En su angustiosa carta a los obispos de México, para que esperaran un poco y no entrasen en Arreglos con el gobierno callista (en cuya camarilla el Embajador Morrow llevaba la batuta abiertamente, coinciden varios autores), ya en medio de las negociaciones para los “Arreglos” –hoy será nuevo Pacto-que pusieron fin a La Cristiada, (fase 1926-1929), el Jefe de la Guardia Nacional, Gral. Enrique Gorostieta y Velarde, les planteaba:
“Creemos los que luchamos en el campo, que los obispos al entrar en pláticas con el Gobierno, no pueden presentarse sino representando la actitud asumida sin género de duda por más de cuatro millones de mexicanos, de cuya actitud es producto la Guardia Nacional, que cuenta por ahora con más de veinte mil hombres armados y con otros tantos que sin armas pueden seguramente ser considerados en derecho como beligerantes”.
El Ejército de Calles contaba con poco más de 60,000 hombres, y la rebelión del Gral. Escobar (marzo del 1929) le restaba 30,000, en tanto que hervía lo político electoral con José Vasconcelos, amén de la inconformidad social creciente. Pero… en esos días, como hoy, Calles contaba con todo el poderío de los EUA en su Embajador Morrow.

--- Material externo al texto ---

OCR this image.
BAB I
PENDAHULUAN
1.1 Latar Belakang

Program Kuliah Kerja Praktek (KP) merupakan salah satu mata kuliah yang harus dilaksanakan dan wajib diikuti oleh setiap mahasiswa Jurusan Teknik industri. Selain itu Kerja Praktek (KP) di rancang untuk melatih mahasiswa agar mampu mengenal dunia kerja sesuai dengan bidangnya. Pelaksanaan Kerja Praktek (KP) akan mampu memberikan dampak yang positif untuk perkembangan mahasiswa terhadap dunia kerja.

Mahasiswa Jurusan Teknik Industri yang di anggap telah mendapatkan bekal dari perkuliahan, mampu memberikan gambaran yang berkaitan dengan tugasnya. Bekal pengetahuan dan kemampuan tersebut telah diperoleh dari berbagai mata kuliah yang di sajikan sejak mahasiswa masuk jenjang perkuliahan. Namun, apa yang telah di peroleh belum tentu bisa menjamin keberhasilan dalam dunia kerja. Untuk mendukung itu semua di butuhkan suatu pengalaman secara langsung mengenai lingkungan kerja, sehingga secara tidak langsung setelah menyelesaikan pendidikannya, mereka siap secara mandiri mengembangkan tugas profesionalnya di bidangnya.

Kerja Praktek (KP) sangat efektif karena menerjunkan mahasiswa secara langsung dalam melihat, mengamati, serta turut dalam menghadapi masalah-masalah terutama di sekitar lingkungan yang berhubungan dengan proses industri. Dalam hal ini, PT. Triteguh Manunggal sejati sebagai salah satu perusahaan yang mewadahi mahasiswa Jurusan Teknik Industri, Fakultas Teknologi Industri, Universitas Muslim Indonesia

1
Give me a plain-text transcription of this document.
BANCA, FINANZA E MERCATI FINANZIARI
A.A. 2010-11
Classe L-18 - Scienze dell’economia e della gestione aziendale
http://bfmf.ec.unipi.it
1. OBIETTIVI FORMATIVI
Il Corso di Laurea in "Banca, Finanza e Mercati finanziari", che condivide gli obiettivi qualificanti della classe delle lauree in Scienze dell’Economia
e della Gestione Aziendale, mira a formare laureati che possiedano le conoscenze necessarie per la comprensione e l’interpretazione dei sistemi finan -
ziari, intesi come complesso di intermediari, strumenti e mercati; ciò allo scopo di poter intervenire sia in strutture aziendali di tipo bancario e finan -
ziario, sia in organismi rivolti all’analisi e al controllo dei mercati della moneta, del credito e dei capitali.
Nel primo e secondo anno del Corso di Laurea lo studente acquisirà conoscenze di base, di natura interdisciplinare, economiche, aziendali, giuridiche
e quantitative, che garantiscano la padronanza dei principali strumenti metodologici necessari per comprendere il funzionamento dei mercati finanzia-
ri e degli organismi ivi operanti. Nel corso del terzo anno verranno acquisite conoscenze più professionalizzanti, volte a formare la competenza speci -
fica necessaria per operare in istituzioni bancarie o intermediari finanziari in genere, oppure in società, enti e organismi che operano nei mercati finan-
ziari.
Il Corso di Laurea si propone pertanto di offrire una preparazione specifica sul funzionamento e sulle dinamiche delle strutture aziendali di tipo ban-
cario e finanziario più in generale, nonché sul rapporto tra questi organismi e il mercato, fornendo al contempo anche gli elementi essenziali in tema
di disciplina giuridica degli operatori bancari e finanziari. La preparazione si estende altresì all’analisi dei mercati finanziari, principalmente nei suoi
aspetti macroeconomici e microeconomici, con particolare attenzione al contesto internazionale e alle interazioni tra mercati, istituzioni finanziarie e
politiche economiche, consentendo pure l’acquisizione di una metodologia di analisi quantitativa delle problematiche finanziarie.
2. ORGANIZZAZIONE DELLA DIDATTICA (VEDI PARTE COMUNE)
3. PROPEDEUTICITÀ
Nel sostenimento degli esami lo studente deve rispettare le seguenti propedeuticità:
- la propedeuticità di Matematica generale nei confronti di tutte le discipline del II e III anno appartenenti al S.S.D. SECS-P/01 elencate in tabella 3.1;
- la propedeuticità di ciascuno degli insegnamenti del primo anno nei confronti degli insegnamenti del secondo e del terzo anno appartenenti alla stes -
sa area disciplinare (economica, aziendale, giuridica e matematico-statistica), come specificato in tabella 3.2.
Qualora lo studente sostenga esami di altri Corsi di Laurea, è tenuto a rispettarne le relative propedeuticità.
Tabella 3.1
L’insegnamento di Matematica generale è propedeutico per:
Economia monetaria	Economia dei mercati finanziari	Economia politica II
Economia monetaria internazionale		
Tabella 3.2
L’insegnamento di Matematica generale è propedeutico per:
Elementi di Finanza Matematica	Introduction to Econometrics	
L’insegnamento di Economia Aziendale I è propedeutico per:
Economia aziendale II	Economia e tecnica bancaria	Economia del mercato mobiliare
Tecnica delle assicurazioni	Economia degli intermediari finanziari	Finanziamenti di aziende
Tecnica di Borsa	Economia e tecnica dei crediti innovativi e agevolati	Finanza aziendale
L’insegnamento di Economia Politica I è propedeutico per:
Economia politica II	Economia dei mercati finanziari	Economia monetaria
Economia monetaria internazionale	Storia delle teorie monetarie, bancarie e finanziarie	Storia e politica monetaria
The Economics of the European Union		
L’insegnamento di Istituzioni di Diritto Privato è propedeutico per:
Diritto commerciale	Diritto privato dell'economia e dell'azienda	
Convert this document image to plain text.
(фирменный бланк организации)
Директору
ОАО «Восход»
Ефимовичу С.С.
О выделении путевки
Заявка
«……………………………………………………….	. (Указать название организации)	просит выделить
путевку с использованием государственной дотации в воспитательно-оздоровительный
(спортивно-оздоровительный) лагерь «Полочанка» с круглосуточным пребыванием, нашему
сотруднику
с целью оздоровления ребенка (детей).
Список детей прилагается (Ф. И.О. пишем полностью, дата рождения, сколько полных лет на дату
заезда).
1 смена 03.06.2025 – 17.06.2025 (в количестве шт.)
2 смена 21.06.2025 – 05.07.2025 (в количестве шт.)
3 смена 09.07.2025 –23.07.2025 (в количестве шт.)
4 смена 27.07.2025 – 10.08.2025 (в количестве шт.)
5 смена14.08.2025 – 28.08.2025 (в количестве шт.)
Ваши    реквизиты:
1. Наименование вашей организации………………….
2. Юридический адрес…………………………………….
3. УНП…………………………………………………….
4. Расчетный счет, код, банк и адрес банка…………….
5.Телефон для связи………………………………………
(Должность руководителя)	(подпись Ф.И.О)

La población mexicana era de 16 millones de personas, la inmensa mayoría católica, que habían soportado durante años toda clase de agresiones y vejaciones por su fe, hasta que, tras agotar inútilmente todas las vías legales y prácticas, (hasta un escrito al Congreso con dos millones de firmas), pidiendo la derogación de la Ley Calles que los atacaba, decidieron tomar las armas.
Debido a esa opción, en menos de tres años Calles y su amo Morroow, procuraron a los Obispos, para los Arreglos aludidos, que se vieron necesarios desde fuera del país, por la élite norteamericana, ante la inminente II Guerra Mundial contra Hitler, que ya había revelado sus propósitos en “Mi Lucha”, escrito en prisión, en 1925.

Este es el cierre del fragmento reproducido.